The end of a war, the end of an empire.
This second volume concludes Allport’s history that began with Britain at Bay (2020). He argues not so much that Britain won the war, as that it did not lose it. The heavy lifting was done on the Russian front and by the Americans, with help from strategic German miscalculation. Two themes emerge. The first was whether the war could have been over sooner, particularly if the Allies had advanced on Rome faster. Time and effort were expended in North Africa, and there was a growing distrust by Franklin D. Roosevelt that Winston Churchill was seeking to further Imperial ambitions using American troops. Churchill’s disastrous invasion of Greece’s Dodecanese islands did much to sour relations. The fall of Singapore and the occupation of Burma punctured British pride and led to the independence movements in former colonies—the most important being India. Secondly, the “area bombing” used by the British contrasted with the more nuanced American approach. The costly and deadly bombing of major German cities, among them Berlin, neither dampened German morale nor caused the expected disruptions. Allport is especially good at tracing themes in wartime that foreshadow later events.
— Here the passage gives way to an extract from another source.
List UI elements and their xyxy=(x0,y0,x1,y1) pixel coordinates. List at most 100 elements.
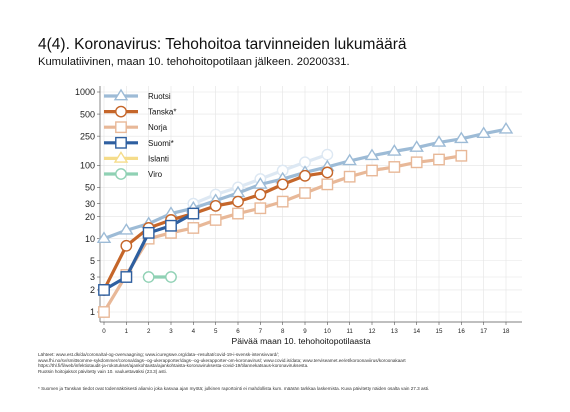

The Lend-Lease repayments immediately after the war established the subservient role that Britain now plays to the U.S. Likewise, the author’s chapters on full employment, the power of unions, and the rise of British Prime Minister Clement Attlee explain not only the Labour victory after the war, but the existing (if fraying) National Health Service and social welfare programs. Allport admits that for two decades, the war’s privation and rationing continued a drab existence. But he concludes optimistically that prosperity by the 1960s was far beyond prewar levels and that, apart from right-wing jingoists, Britons didn’t care much about losing an empire if their bathrooms were moved indoors and their holidays were abroad.
A bracing history that sheds light both backward and forward.